Differences become far stronger if we look into the batch inference case using and the order has changed. GraphPipe clearly stands out serving approximately three times more images as TensorFlow Serving does in the same time. TensorFlow Serving scores second best processing approximately 70–80% more requests as the Flask webservice does.
This is quite consistent with Oracle’s claim. However magnitudes don’t turn out to be as extreme in our case.

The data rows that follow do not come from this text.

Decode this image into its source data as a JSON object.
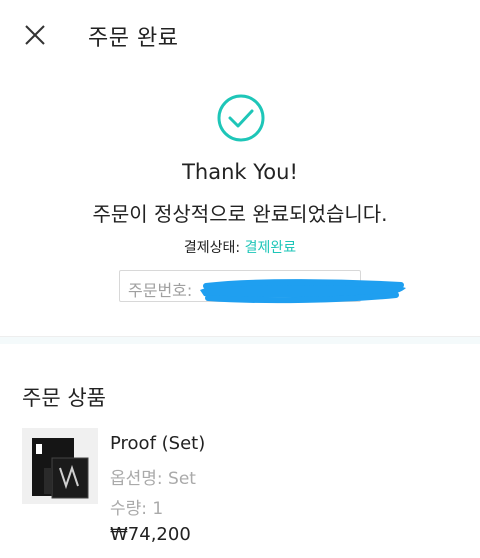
{
  "header": {
    "title": "주문 완료",
    "close_icon": "close-icon"
  },
  "confirmation": {
    "icon": "check-circle-icon",
    "accent_color": "#1ec6b8",
    "thank_you": "Thank You!",
    "message": "주문이 정상적으로 완료되었습니다.",
    "status_label": "결제상태:",
    "status_value": "결제완료",
    "order_number_label": "주문번호:"
  },
  "products": {
    "section_title": "주문 상품",
    "items": [
      {
        "name": "Proof (Set)",
        "option": "옵션명: Set",
        "quantity": "수량: 1",
        "price": "₩74,200"
      }
    ]
  }
}
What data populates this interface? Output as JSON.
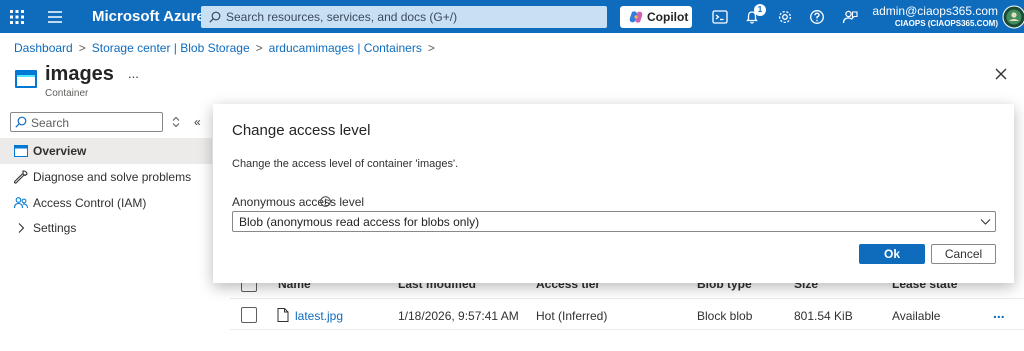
{
  "topbar": {
    "brand": "Microsoft Azure",
    "search_placeholder": "Search resources, services, and docs (G+/)",
    "copilot_label": "Copilot",
    "notification_count": "1",
    "user_email": "admin@ciaops365.com",
    "user_tenant": "CIAOPS (CIAOPS365.COM)",
    "accent_color": "#0f6cbd"
  },
  "breadcrumb": {
    "items": [
      "Dashboard",
      "Storage center | Blob Storage",
      "arducamimages | Containers"
    ]
  },
  "header": {
    "title": "images",
    "more": "...",
    "subtitle": "Container"
  },
  "sidebar": {
    "search_placeholder": "Search",
    "collapse": "«",
    "items": [
      {
        "label": "Overview",
        "icon": "overview-icon"
      },
      {
        "label": "Diagnose and solve problems",
        "icon": "wrench-icon"
      },
      {
        "label": "Access Control (IAM)",
        "icon": "people-icon"
      },
      {
        "label": "Settings",
        "icon": "chevron-right-icon"
      }
    ]
  },
  "table": {
    "headers": [
      "Name",
      "Last modified",
      "Access tier",
      "Blob type",
      "Size",
      "Lease state"
    ],
    "rows": [
      {
        "name": "latest.jpg",
        "modified": "1/18/2026, 9:57:41 AM",
        "tier": "Hot (Inferred)",
        "blob_type": "Block blob",
        "size": "801.54 KiB",
        "lease": "Available",
        "more": "..."
      }
    ]
  },
  "dialog": {
    "title": "Change access level",
    "description": "Change the access level of container 'images'.",
    "field_label": "Anonymous access level",
    "selected_value": "Blob (anonymous read access for blobs only)",
    "ok_label": "Ok",
    "cancel_label": "Cancel"
  }
}
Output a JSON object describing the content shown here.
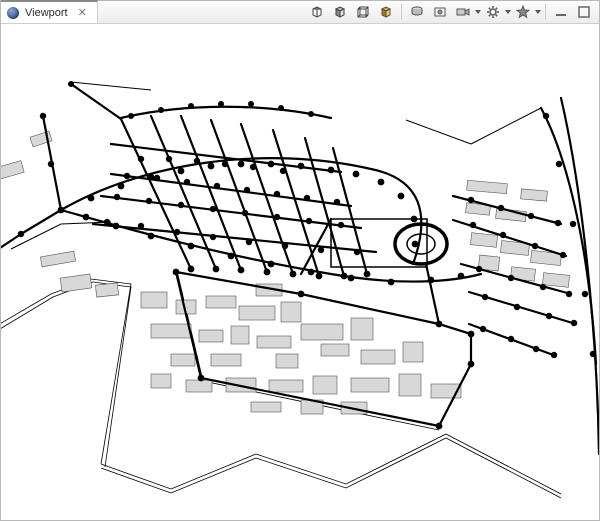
{
  "tab": {
    "title": "Viewport"
  },
  "toolbar": {
    "group_render": [
      "toggle-wireframe",
      "toggle-shaded",
      "toggle-bbox",
      "toggle-textured"
    ],
    "group_scene": [
      "scene-presets",
      "camera-reset",
      "camera-menu",
      "settings-menu",
      "favorites-menu"
    ],
    "group_panel": [
      "minimize-view",
      "maximize-view"
    ]
  }
}
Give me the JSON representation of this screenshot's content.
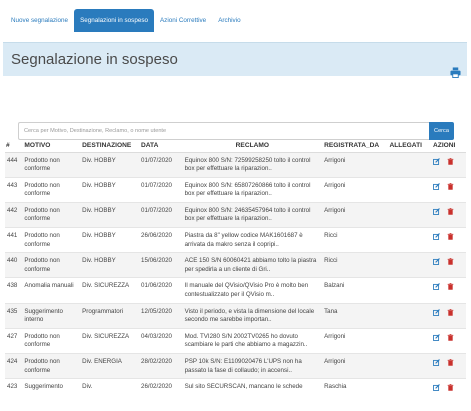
{
  "tabs": [
    {
      "label": "Nuove segnalazione",
      "active": false
    },
    {
      "label": "Segnalazioni in sospeso",
      "active": true
    },
    {
      "label": "Azioni Correttive",
      "active": false
    },
    {
      "label": "Archivio",
      "active": false
    }
  ],
  "panel": {
    "title": "Segnalazione in sospeso"
  },
  "search": {
    "placeholder": "Cerca per Motivo, Destinazione, Reclamo, o nome utente",
    "button_label": "Cerca"
  },
  "icons": {
    "print": "print-icon",
    "edit": "edit-icon",
    "delete": "trash-icon"
  },
  "colors": {
    "accent": "#2a7bbd",
    "panel_header": "#daeaf5",
    "delete": "#c9302c"
  },
  "table": {
    "columns": [
      "#",
      "MOTIVO",
      "DESTINAZIONE",
      "DATA",
      "RECLAMO",
      "REGISTRATA_DA",
      "ALLEGATI",
      "AZIONI"
    ],
    "rows": [
      {
        "id": "444",
        "motivo": "Prodotto non conforme",
        "destinazione": "Div. HOBBY",
        "data": "01/07/2020",
        "reclamo": "Equinox 800 S/N: 72599258250 tolto il control box per effettuare la riparazion..",
        "registrata_da": "Arrigoni",
        "allegati": ""
      },
      {
        "id": "443",
        "motivo": "Prodotto non conforme",
        "destinazione": "Div. HOBBY",
        "data": "01/07/2020",
        "reclamo": "Equinox 800 S/N: 65807260866 tolto il control box per effettuare la riparazion..",
        "registrata_da": "Arrigoni",
        "allegati": ""
      },
      {
        "id": "442",
        "motivo": "Prodotto non conforme",
        "destinazione": "Div. HOBBY",
        "data": "01/07/2020",
        "reclamo": "Equinox 800 S/N: 24635457964 tolto il control box per effettuare la riparazion..",
        "registrata_da": "Arrigoni",
        "allegati": ""
      },
      {
        "id": "441",
        "motivo": "Prodotto non conforme",
        "destinazione": "Div. HOBBY",
        "data": "26/06/2020",
        "reclamo": "Piastra da 8\" yellow codice MAK1601687 è arrivata da makro senza il copripi..",
        "registrata_da": "Ricci",
        "allegati": ""
      },
      {
        "id": "440",
        "motivo": "Prodotto non conforme",
        "destinazione": "Div. HOBBY",
        "data": "15/06/2020",
        "reclamo": "ACE 150 S/N 60060421 abbiamo tolto la piastra per spedirla a un cliente di Gri..",
        "registrata_da": "Ricci",
        "allegati": ""
      },
      {
        "id": "438",
        "motivo": "Anomalia manuali",
        "destinazione": "Div. SICUREZZA",
        "data": "01/06/2020",
        "reclamo": "Il manuale del QVisio/QVisio Pro è molto ben contestualizzato per il QVisio m..",
        "registrata_da": "Balzani",
        "allegati": ""
      },
      {
        "id": "435",
        "motivo": "Suggerimento interno",
        "destinazione": "Programmatori",
        "data": "12/05/2020",
        "reclamo": "Visto il periodo, e vista la dimensione del locale secondo me sarebbe importan..",
        "registrata_da": "Tana",
        "allegati": ""
      },
      {
        "id": "427",
        "motivo": "Prodotto non conforme",
        "destinazione": "Div. SICUREZZA",
        "data": "04/03/2020",
        "reclamo": "Mod. TVI280 S/N 2002TV0265 ho dovuto scambiare le parti che abbiamo a magazzin..",
        "registrata_da": "Arrigoni",
        "allegati": ""
      },
      {
        "id": "424",
        "motivo": "Prodotto non conforme",
        "destinazione": "Div. ENERGIA",
        "data": "28/02/2020",
        "reclamo": "PSP 10k S/N: E1109020476 L'UPS non ha passato la fase di collaudo; in accensi..",
        "registrata_da": "Arrigoni",
        "allegati": ""
      },
      {
        "id": "423",
        "motivo": "Suggerimento",
        "destinazione": "Div.",
        "data": "26/02/2020",
        "reclamo": "Sul sito SECURSCAN, mancano le schede",
        "registrata_da": "Raschia",
        "allegati": ""
      }
    ]
  }
}
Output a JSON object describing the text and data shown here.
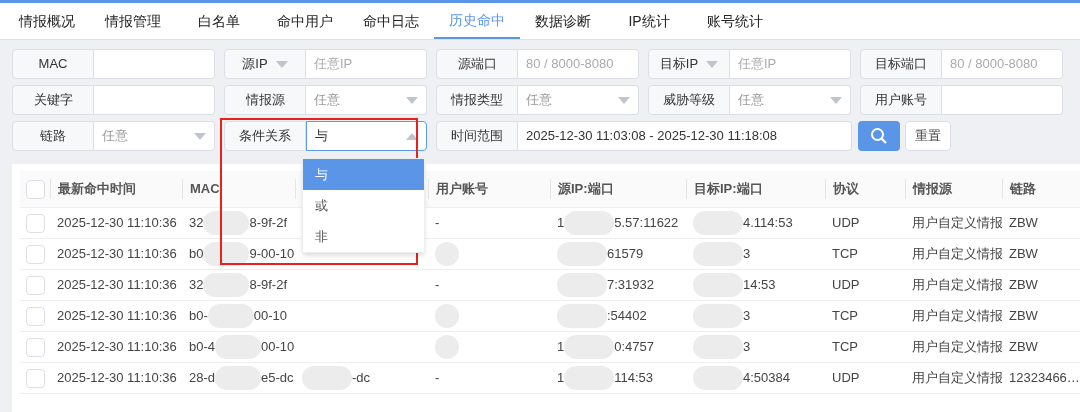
{
  "tabs": [
    {
      "label": "情报概况",
      "selected": false
    },
    {
      "label": "情报管理",
      "selected": false
    },
    {
      "label": "白名单",
      "selected": false
    },
    {
      "label": "命中用户",
      "selected": false
    },
    {
      "label": "命中日志",
      "selected": false
    },
    {
      "label": "历史命中",
      "selected": true
    },
    {
      "label": "数据诊断",
      "selected": false
    },
    {
      "label": "IP统计",
      "selected": false
    },
    {
      "label": "账号统计",
      "selected": false
    }
  ],
  "filters": [
    [
      {
        "kind": "input",
        "label": "MAC"
      },
      {
        "kind": "ip",
        "label": "源IP",
        "placeholder": "任意IP"
      },
      {
        "kind": "input",
        "label": "源端口",
        "placeholder": "80 / 8000-8080"
      },
      {
        "kind": "ip",
        "label": "目标IP",
        "placeholder": "任意IP"
      },
      {
        "kind": "input",
        "label": "目标端口",
        "placeholder": "80 / 8000-8080"
      }
    ],
    [
      {
        "kind": "input",
        "label": "关键字"
      },
      {
        "kind": "select",
        "label": "情报源",
        "placeholder": "任意",
        "open": false
      },
      {
        "kind": "select",
        "label": "情报类型",
        "placeholder": "任意",
        "open": false
      },
      {
        "kind": "select",
        "label": "威胁等级",
        "placeholder": "任意",
        "open": false
      },
      {
        "kind": "input",
        "label": "用户账号"
      }
    ],
    [
      {
        "kind": "select",
        "label": "链路",
        "placeholder": "任意",
        "open": false
      },
      {
        "kind": "select",
        "label": "条件关系",
        "value": "与",
        "open": true,
        "options": [
          {
            "label": "与",
            "selected": true
          },
          {
            "label": "或",
            "selected": false
          },
          {
            "label": "非",
            "selected": false
          }
        ]
      },
      {
        "kind": "range",
        "label": "时间范围",
        "value": "2025-12-30 11:03:08 - 2025-12-30 11:18:08"
      }
    ]
  ],
  "reset_button": "重置",
  "table": {
    "all_checked": false,
    "columns": [
      "最新命中时间",
      "MAC",
      null,
      "用户账号",
      "源IP:端口",
      "目标IP:端口",
      "协议",
      "情报源",
      "链路"
    ],
    "rows": [
      {
        "checked": false,
        "cells": [
          {
            "kind": "text",
            "text": "2025-12-30 11:10:36"
          },
          {
            "kind": "split",
            "head": "32",
            "tail": "8-9f-2f"
          },
          {
            "kind": "empty"
          },
          {
            "kind": "text",
            "text": "-"
          },
          {
            "kind": "split",
            "head": "1",
            "tail": "5.57:11622"
          },
          {
            "kind": "split",
            "tail": "4.114:53"
          },
          {
            "kind": "text",
            "text": "UDP"
          },
          {
            "kind": "text",
            "text": "用户自定义情报"
          },
          {
            "kind": "text",
            "text": "ZBW"
          }
        ]
      },
      {
        "checked": false,
        "cells": [
          {
            "kind": "text",
            "text": "2025-12-30 11:10:36"
          },
          {
            "kind": "split",
            "head": "b0",
            "tail": "9-00-10"
          },
          {
            "kind": "empty"
          },
          {
            "kind": "split"
          },
          {
            "kind": "split",
            "tail": "61579"
          },
          {
            "kind": "split",
            "tail": "3"
          },
          {
            "kind": "text",
            "text": "TCP"
          },
          {
            "kind": "text",
            "text": "用户自定义情报"
          },
          {
            "kind": "text",
            "text": "ZBW"
          }
        ]
      },
      {
        "checked": false,
        "cells": [
          {
            "kind": "text",
            "text": "2025-12-30 11:10:36"
          },
          {
            "kind": "split",
            "head": "32",
            "tail": "8-9f-2f"
          },
          {
            "kind": "empty"
          },
          {
            "kind": "text",
            "text": "-"
          },
          {
            "kind": "split",
            "tail": "7:31932"
          },
          {
            "kind": "split",
            "tail": "14:53"
          },
          {
            "kind": "text",
            "text": "UDP"
          },
          {
            "kind": "text",
            "text": "用户自定义情报"
          },
          {
            "kind": "text",
            "text": "ZBW"
          }
        ]
      },
      {
        "checked": false,
        "cells": [
          {
            "kind": "text",
            "text": "2025-12-30 11:10:36"
          },
          {
            "kind": "split",
            "head": "b0-",
            "tail": "00-10"
          },
          {
            "kind": "empty"
          },
          {
            "kind": "split"
          },
          {
            "kind": "split",
            "tail": ":54402"
          },
          {
            "kind": "split",
            "tail": "3"
          },
          {
            "kind": "text",
            "text": "TCP"
          },
          {
            "kind": "text",
            "text": "用户自定义情报"
          },
          {
            "kind": "text",
            "text": "ZBW"
          }
        ]
      },
      {
        "checked": false,
        "cells": [
          {
            "kind": "text",
            "text": "2025-12-30 11:10:36"
          },
          {
            "kind": "split",
            "head": "b0-4",
            "tail": "00-10"
          },
          {
            "kind": "empty"
          },
          {
            "kind": "split"
          },
          {
            "kind": "split",
            "head": "1",
            "tail": "0:4757"
          },
          {
            "kind": "split",
            "tail": "3"
          },
          {
            "kind": "text",
            "text": "TCP"
          },
          {
            "kind": "text",
            "text": "用户自定义情报"
          },
          {
            "kind": "text",
            "text": "ZBW"
          }
        ]
      },
      {
        "checked": false,
        "cells": [
          {
            "kind": "text",
            "text": "2025-12-30 11:10:36"
          },
          {
            "kind": "split",
            "head": "28-d",
            "tail": "e5-dc"
          },
          {
            "kind": "split",
            "tail": "-dc"
          },
          {
            "kind": "text",
            "text": "-"
          },
          {
            "kind": "split",
            "head": "1",
            "tail": "114:53"
          },
          {
            "kind": "split",
            "tail": "4:50384"
          },
          {
            "kind": "text",
            "text": "UDP"
          },
          {
            "kind": "text",
            "text": "用户自定义情报"
          },
          {
            "kind": "text",
            "text": "12323466…"
          }
        ]
      }
    ]
  }
}
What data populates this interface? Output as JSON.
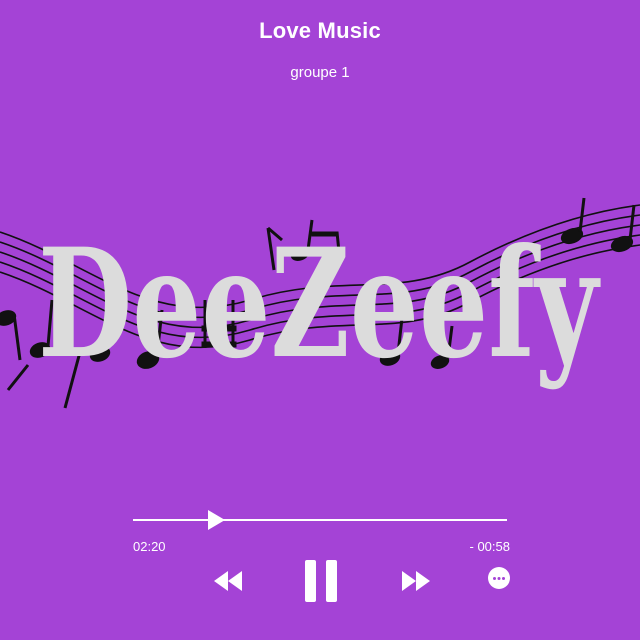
{
  "player": {
    "title": "Love Music",
    "artist": "groupe 1",
    "artwork_logo": "DeeZeefy"
  },
  "progress": {
    "elapsed": "02:20",
    "remaining": "- 00:58",
    "fraction": 0.21
  },
  "controls": {
    "rewind_icon": "rewind-icon",
    "pause_icon": "pause-icon",
    "forward_icon": "fast-forward-icon",
    "more_icon": "more-options-icon"
  },
  "colors": {
    "background": "#a443d6",
    "foreground": "#ffffff",
    "logo": "#dcdcdc",
    "notes": "#111111"
  }
}
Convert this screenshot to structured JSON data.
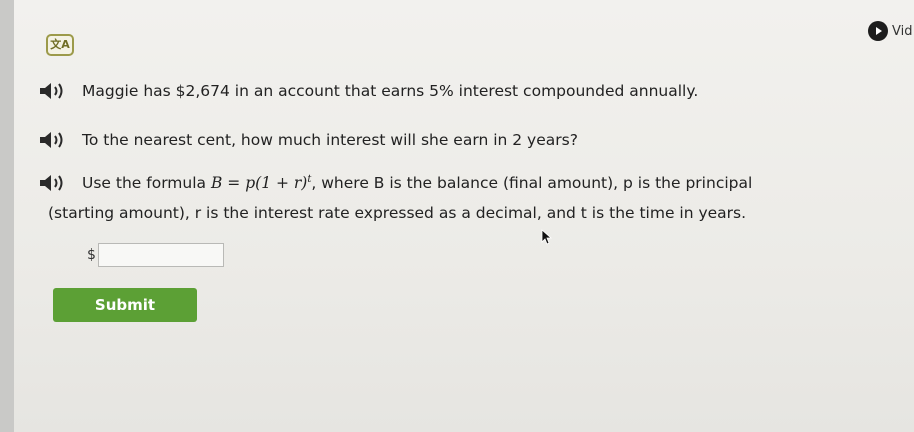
{
  "header": {
    "video_label": "Vid"
  },
  "question": {
    "line1": "Maggie has $2,674 in an account that earns 5% interest compounded annually.",
    "line2": "To the nearest cent, how much interest will she earn in 2 years?",
    "line3_prefix": "Use the formula",
    "formula_lhs": "B",
    "formula_eq": "=",
    "formula_rhs": "p(1 + r)",
    "formula_exp": "t",
    "line3_suffix": ", where B is the balance (final amount), p is the principal",
    "line4": "(starting amount), r is the interest rate expressed as a decimal, and t is the time in years."
  },
  "answer": {
    "currency_symbol": "$",
    "value": ""
  },
  "submit": {
    "label": "Submit"
  },
  "icons": {
    "translate": "translate-icon",
    "speaker": "speaker-icon",
    "video": "play-icon",
    "cursor": "mouse-pointer-icon"
  },
  "colors": {
    "submit_green": "#5ca035",
    "translate_olive": "#9c9a4a"
  }
}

In conclusion, GraphPipe is significantly faster as Flask and TensorFlow when it comes to batch inference. However, TensorFlow Serving clearly excels for single instance inference which is important to note. In case we don’t batch incoming requests and provide GraphPipe with them, we better stay with TensorFlow Serving. But, if our problem allows for it or if we can batch incoming requests, we better go for GraphPipe.
Outlook
Wow, that was a lot and I hope you still enjoyed it. Please try it out yourself, share your experience and let’s try to mind the gap between exploration and production. There is a multitude of technologies supporting us and even more to come. In particular, I expect ONNX to become even more an integral part of deep learning frameworks and GraphPipe to advance beyond its current status. With these and other contributions we can bring things far more easier into production and make AI serve the people by transforming their lifes.